Vaccines work on the principle of promote the immune system to recognize an invader and attack it more quickly, before it can do any harm. Recently, self-replicating RNA vaccines have emerged as an effective and safe approach to induce antitumor immunity. Self-replicating RNA can replicate in a diverse range of cell types, allows the expression of the Ag of interest at high levels, and eventually causes lysis of transfected cells.

Dendritic cells (DCs) are considered to be essential for vaccine effects of intranodal RNA[1], while the expansion of DCs is known to be induced by FLT3 ligand in the peripheral lymphoid organs and FLT3 ligand induced DCs have an immature phenotype[2].

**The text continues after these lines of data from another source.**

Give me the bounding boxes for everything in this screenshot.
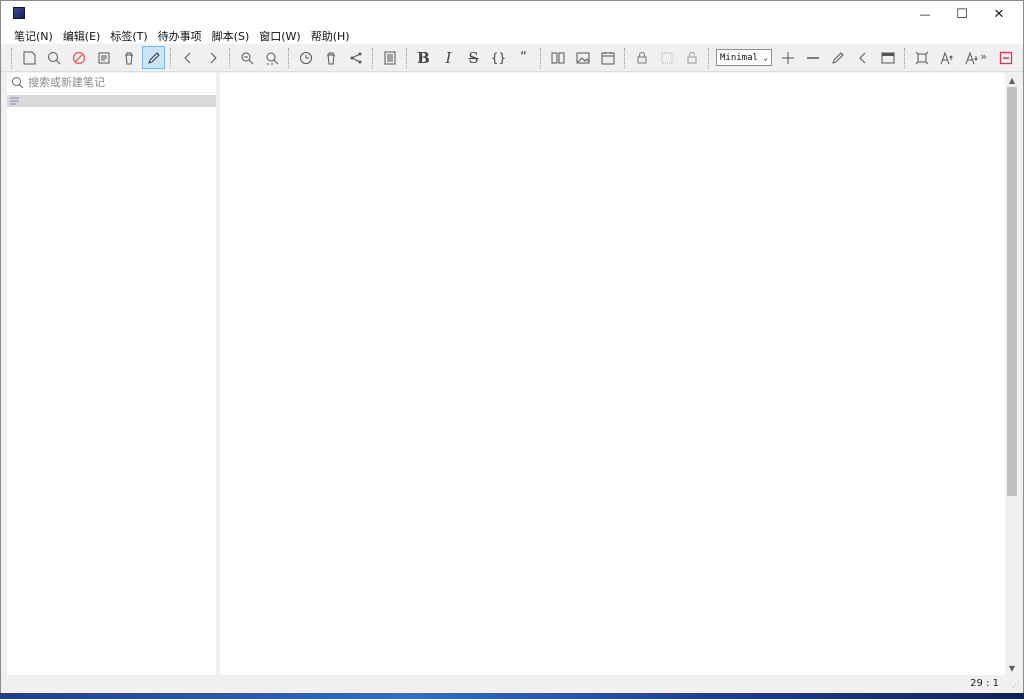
search-icon[interactable] bbox=[42, 46, 65, 69]
trash-icon[interactable] bbox=[117, 46, 140, 69]
menu-help[interactable]: 帮助(H) bbox=[306, 28, 355, 44]
distraction-free-icon[interactable] bbox=[995, 47, 1017, 69]
app-window: — ☐ ✕ 笔记(N) 编辑(E) 标签(T) 待办事项 脚本(S) 窗口(W)… bbox=[0, 0, 1024, 693]
insert-link-icon[interactable] bbox=[546, 46, 569, 69]
back-icon[interactable] bbox=[176, 46, 199, 69]
table-of-contents-icon[interactable] bbox=[378, 46, 401, 69]
app-icon bbox=[13, 7, 25, 19]
remove-icon[interactable] bbox=[67, 46, 90, 69]
share-icon[interactable] bbox=[344, 46, 367, 69]
title-bar: — ☐ ✕ bbox=[1, 1, 1023, 27]
scroll-down-icon[interactable]: ▼ bbox=[1005, 661, 1019, 675]
scroll-up-icon[interactable]: ▲ bbox=[1005, 73, 1019, 87]
panel-icon[interactable] bbox=[876, 46, 899, 69]
minimize-button[interactable]: — bbox=[905, 1, 945, 27]
menu-note[interactable]: 笔记(N) bbox=[9, 28, 58, 44]
bold-icon[interactable]: B bbox=[412, 46, 435, 69]
insert-image-icon[interactable] bbox=[571, 46, 594, 69]
find-in-note-icon[interactable] bbox=[235, 46, 258, 69]
menu-scripts[interactable]: 脚本(S) bbox=[207, 28, 255, 44]
close-button[interactable]: ✕ bbox=[979, 1, 1019, 27]
pencil-icon[interactable] bbox=[826, 46, 849, 69]
collapse-icon[interactable] bbox=[851, 46, 874, 69]
status-bar: 29 : 1 ⋰ bbox=[1, 676, 1023, 693]
edit-pencil-icon[interactable] bbox=[142, 46, 165, 69]
new-note-icon[interactable] bbox=[17, 46, 40, 69]
list-item[interactable] bbox=[7, 95, 216, 107]
search-field-icon bbox=[12, 77, 24, 89]
lock-icon[interactable] bbox=[630, 46, 653, 69]
main-toolbar: B I S {} “ Minimal ⌄ » bbox=[1, 44, 1023, 72]
note-icon bbox=[10, 97, 19, 105]
find-replace-icon[interactable] bbox=[260, 46, 283, 69]
resize-grip-icon[interactable]: ⋰ bbox=[1012, 680, 1020, 689]
encrypt-icon[interactable] bbox=[655, 46, 678, 69]
menu-edit[interactable]: 编辑(E) bbox=[58, 28, 106, 44]
menu-bar: 笔记(N) 编辑(E) 标签(T) 待办事项 脚本(S) 窗口(W) 帮助(H) bbox=[1, 27, 1023, 44]
cursor-position: 29 : 1 bbox=[970, 678, 999, 689]
style-select[interactable]: Minimal ⌄ bbox=[716, 49, 772, 66]
search-note-input[interactable] bbox=[28, 76, 208, 89]
maximize-button[interactable]: ☐ bbox=[942, 1, 982, 27]
strikethrough-icon[interactable]: S bbox=[462, 46, 485, 69]
forward-icon[interactable] bbox=[201, 46, 224, 69]
search-row bbox=[7, 73, 216, 93]
toolbar-overflow-icon[interactable]: » bbox=[980, 50, 987, 63]
unlock-icon[interactable] bbox=[680, 46, 703, 69]
italic-icon[interactable]: I bbox=[437, 46, 460, 69]
delete-icon[interactable] bbox=[319, 46, 342, 69]
menu-window[interactable]: 窗口(W) bbox=[254, 28, 305, 44]
increase-font-icon[interactable] bbox=[935, 46, 958, 69]
note-list-pane bbox=[7, 73, 216, 675]
note-editor[interactable] bbox=[220, 73, 1005, 675]
note-list-icon[interactable] bbox=[92, 46, 115, 69]
code-icon[interactable]: {} bbox=[487, 46, 510, 69]
quote-icon[interactable]: “ bbox=[512, 46, 535, 69]
fullscreen-icon[interactable] bbox=[910, 46, 933, 69]
zoom-out-icon[interactable] bbox=[801, 46, 824, 69]
menu-tags[interactable]: 标签(T) bbox=[105, 28, 152, 44]
history-icon[interactable] bbox=[294, 46, 317, 69]
menu-todo[interactable]: 待办事项 bbox=[153, 28, 207, 44]
scrollbar-thumb[interactable] bbox=[1007, 87, 1017, 496]
editor-scrollbar[interactable]: ▲ ▼ bbox=[1005, 73, 1019, 675]
toolbar-separator bbox=[11, 47, 12, 68]
insert-date-icon[interactable] bbox=[596, 46, 619, 69]
zoom-in-icon[interactable] bbox=[776, 46, 799, 69]
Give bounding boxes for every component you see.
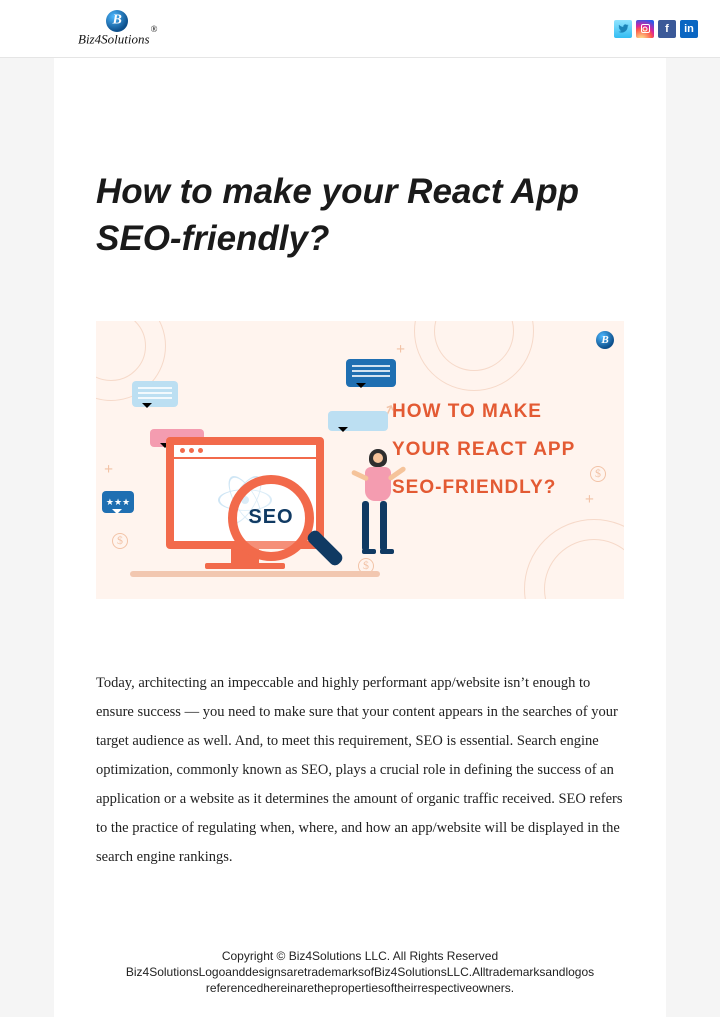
- social-links: f in: [614, 20, 698, 38]
- linkedin-icon[interactable]: in: [680, 20, 698, 38]
- site-header: Biz4Solutions® f in: [0, 0, 720, 58]
- document-page: How to make your React App SEO-friendly?…: [54, 58, 666, 1017]
- instagram-icon[interactable]: [636, 20, 654, 38]
- brand-mark-icon: [106, 10, 128, 32]
- trademark-line-2: referencedhereinarethepropertiesoftheirr…: [60, 980, 660, 996]
- copyright-line: Copyright © Biz4Solutions LLC. All Right…: [60, 948, 660, 964]
- seo-badge-text: SEO: [248, 506, 293, 529]
- speech-bubble-icon: [328, 411, 388, 431]
- twitter-icon[interactable]: [614, 20, 632, 38]
- hero-banner: +++ $$$ ↗ B ★★★: [96, 321, 624, 599]
- article-title: How to make your React App SEO-friendly?: [96, 168, 624, 263]
- ground-shadow: [130, 571, 380, 577]
- speech-bubble-icon: [346, 359, 396, 387]
- hero-headline: HOW TO MAKE YOUR REACT APP SEO-FRIENDLY?: [392, 393, 602, 507]
- article-body: Today, architecting an impeccable and hi…: [96, 669, 624, 872]
- magnifier-seo-icon: SEO: [228, 475, 314, 561]
- brand-logo[interactable]: Biz4Solutions®: [78, 10, 156, 47]
- speech-bubble-icon: [132, 381, 178, 407]
- page-footer: Copyright © Biz4Solutions LLC. All Right…: [0, 948, 720, 997]
- brand-name: Biz4Solutions®: [78, 30, 156, 47]
- rating-bubble-icon: ★★★: [102, 491, 134, 513]
- facebook-icon[interactable]: f: [658, 20, 676, 38]
- trademark-line-1: Biz4SolutionsLogoanddesignsaretrademarks…: [60, 964, 660, 980]
- hero-brand-icon: B: [596, 331, 614, 349]
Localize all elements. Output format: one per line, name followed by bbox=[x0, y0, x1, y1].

In the lastest study, Kreiter et al. evaluates the effects of FLT3 ligand and intranodal RNA vaccination in the cancer therapy. FLT3 ligand treatment expands DCs and NK cells in the mouse lymph node and spleen compared to controls. When treatment by intranodally injected RNA combined with FLT3 ligand as adjuvant, Th1 lymph node milieu is induced to a larger extent, which leads to functional activation of DCs and NK cells thus integrating all factors involved in an efficient immune response. In animals treated with the combination, FLT3 ligand improves antitumoral immunity mediated by intranodal RNA vaccination[3].

In summary, these results show that FLT3 ligand may be a potent adjuvant for RNA-based cancer vaccine. Future researches should focus on the effects of RNA on TLR signaling pathways and clinical trials.

Reference
[1]. Cell 1993;75:1157-67.
[2]. Blood 2002;99:1676-82.
[3]. Cancer Res 2011; DOI:10.1158/0008-5472.CAN-11-0291.